Paolozzi was especially recognised for his contribution to Pop Art and has a permanent exhibition at Modern Two.

Paolozzi’s Kitchen aims to create a fusion between culture and food, bringing together Eduardo’s heritage with a quirky, Scottish twist.

Image supplied

The menu features a variety of Italian influenced dishes, and sharing plates created with locally sourced produce to provide a refreshing sociable dining experience with a cultural backdrop.

Some of the hero dishes from the new menu include haggis lasagne, slow cooked venison ragu and panettone bread and butter pudding.
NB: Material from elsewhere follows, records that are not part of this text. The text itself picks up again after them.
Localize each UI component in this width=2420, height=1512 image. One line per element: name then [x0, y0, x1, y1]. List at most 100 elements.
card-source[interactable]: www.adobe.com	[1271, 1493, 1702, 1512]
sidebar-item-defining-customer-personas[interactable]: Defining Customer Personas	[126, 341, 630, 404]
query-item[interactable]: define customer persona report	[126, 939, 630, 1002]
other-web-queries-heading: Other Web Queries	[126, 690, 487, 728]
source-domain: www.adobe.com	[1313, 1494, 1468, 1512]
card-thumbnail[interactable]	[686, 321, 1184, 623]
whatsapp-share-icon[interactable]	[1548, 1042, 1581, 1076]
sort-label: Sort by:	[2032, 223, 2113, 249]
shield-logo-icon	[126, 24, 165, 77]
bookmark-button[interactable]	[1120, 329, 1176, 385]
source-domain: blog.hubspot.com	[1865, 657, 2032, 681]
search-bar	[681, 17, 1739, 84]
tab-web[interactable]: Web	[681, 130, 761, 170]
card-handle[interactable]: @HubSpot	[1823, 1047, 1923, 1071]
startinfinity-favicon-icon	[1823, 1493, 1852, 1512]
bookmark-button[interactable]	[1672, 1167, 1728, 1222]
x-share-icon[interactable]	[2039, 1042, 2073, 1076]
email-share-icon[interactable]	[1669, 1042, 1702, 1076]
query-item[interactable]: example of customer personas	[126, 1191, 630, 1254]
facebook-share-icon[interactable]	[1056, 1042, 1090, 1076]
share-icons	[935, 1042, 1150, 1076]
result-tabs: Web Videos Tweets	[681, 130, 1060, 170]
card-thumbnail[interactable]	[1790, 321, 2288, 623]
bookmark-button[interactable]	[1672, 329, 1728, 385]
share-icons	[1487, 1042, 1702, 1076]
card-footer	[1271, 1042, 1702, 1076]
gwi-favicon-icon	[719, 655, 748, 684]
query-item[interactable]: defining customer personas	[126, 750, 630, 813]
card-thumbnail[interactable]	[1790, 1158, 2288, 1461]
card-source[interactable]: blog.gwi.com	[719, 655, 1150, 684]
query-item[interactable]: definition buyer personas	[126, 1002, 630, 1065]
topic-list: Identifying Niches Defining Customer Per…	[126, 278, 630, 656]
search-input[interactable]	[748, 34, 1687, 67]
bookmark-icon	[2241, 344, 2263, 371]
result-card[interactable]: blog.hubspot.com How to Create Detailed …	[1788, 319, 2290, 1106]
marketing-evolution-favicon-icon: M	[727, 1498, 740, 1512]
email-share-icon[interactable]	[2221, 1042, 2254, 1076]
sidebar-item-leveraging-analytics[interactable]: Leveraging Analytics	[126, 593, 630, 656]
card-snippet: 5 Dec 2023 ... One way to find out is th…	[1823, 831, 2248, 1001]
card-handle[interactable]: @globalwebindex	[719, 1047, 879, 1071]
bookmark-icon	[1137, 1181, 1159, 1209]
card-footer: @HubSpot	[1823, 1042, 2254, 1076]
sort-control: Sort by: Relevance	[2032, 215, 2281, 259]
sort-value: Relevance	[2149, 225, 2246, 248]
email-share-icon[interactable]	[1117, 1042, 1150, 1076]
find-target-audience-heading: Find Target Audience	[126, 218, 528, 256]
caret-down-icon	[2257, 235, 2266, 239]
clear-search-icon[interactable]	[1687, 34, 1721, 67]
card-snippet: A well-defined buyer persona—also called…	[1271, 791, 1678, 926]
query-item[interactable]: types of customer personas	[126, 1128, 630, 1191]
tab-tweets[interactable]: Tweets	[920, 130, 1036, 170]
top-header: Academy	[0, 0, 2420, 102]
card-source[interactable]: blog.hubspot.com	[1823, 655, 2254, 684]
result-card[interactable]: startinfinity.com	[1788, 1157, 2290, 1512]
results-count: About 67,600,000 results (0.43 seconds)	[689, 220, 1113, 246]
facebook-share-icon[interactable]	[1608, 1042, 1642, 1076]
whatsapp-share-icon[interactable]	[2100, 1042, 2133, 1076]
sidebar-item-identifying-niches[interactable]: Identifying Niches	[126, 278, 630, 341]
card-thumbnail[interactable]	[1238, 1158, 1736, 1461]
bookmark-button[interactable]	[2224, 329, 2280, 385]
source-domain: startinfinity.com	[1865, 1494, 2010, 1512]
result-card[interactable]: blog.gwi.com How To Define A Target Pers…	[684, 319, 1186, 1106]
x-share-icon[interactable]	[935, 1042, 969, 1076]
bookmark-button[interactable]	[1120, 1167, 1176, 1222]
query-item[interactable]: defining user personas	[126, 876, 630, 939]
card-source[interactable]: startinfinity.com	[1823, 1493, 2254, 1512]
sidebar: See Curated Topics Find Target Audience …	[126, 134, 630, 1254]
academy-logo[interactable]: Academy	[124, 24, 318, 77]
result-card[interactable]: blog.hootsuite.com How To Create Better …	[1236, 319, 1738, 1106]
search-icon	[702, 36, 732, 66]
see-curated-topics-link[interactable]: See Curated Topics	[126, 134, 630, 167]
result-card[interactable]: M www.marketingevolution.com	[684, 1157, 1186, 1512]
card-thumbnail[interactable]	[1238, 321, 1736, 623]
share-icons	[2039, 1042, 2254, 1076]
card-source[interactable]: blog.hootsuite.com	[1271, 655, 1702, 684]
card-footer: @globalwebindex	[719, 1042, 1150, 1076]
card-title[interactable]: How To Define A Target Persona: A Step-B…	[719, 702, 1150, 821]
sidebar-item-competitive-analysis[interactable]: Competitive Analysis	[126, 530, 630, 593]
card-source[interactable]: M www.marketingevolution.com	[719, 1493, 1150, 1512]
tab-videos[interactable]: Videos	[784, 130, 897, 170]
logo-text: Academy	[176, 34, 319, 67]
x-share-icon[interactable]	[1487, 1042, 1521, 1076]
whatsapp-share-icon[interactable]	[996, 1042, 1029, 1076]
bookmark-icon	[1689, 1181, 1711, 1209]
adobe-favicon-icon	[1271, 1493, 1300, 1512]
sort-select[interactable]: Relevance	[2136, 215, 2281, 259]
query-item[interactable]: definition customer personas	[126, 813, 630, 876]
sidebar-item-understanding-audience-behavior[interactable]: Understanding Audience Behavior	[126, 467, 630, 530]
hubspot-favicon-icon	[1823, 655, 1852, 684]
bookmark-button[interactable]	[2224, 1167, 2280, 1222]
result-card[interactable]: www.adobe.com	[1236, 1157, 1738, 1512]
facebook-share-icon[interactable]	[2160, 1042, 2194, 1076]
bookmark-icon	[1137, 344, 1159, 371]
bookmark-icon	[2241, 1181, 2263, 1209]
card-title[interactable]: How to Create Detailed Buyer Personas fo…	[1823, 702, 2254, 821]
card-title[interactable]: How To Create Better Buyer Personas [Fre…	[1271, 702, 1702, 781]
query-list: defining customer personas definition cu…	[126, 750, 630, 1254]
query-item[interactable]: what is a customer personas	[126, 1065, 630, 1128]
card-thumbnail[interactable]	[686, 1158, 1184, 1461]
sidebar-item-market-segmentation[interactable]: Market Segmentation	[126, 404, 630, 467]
Set around Paolozzi’s 24ft high Vulcan sculpture, the new concept for the 72 cover restaurant pays homage to the renowned Scottish artist and sculptor who donated a large collection of his lifetime works to the gallery.

In 1999, one of the reasons Modern Two (previously known as the Dean Gallery) opened, was to display his collection; it therefore felt in keeping that the new restaurant complemented and acknowledged his significant contribution, as well as his influence on the Pop Art movement.

Siobhan Leith, Head of Marketing at Heritage Portfolio said: “Paolozzi’s Kitchen is the perfect fusion of Eduardo’s roots, serving classic Italian dishes made with seasonal and local Scottish produce to create a social dining experience.

“As one of Scotland’s most celebrated artists and someone whose work is very much at the heart of Modern Two, it therefore  felt right to pay tribute to Paolozzi’s work in everything from the dishes and design of the menu, down to the colourful pop art inspired interior of the cafe.”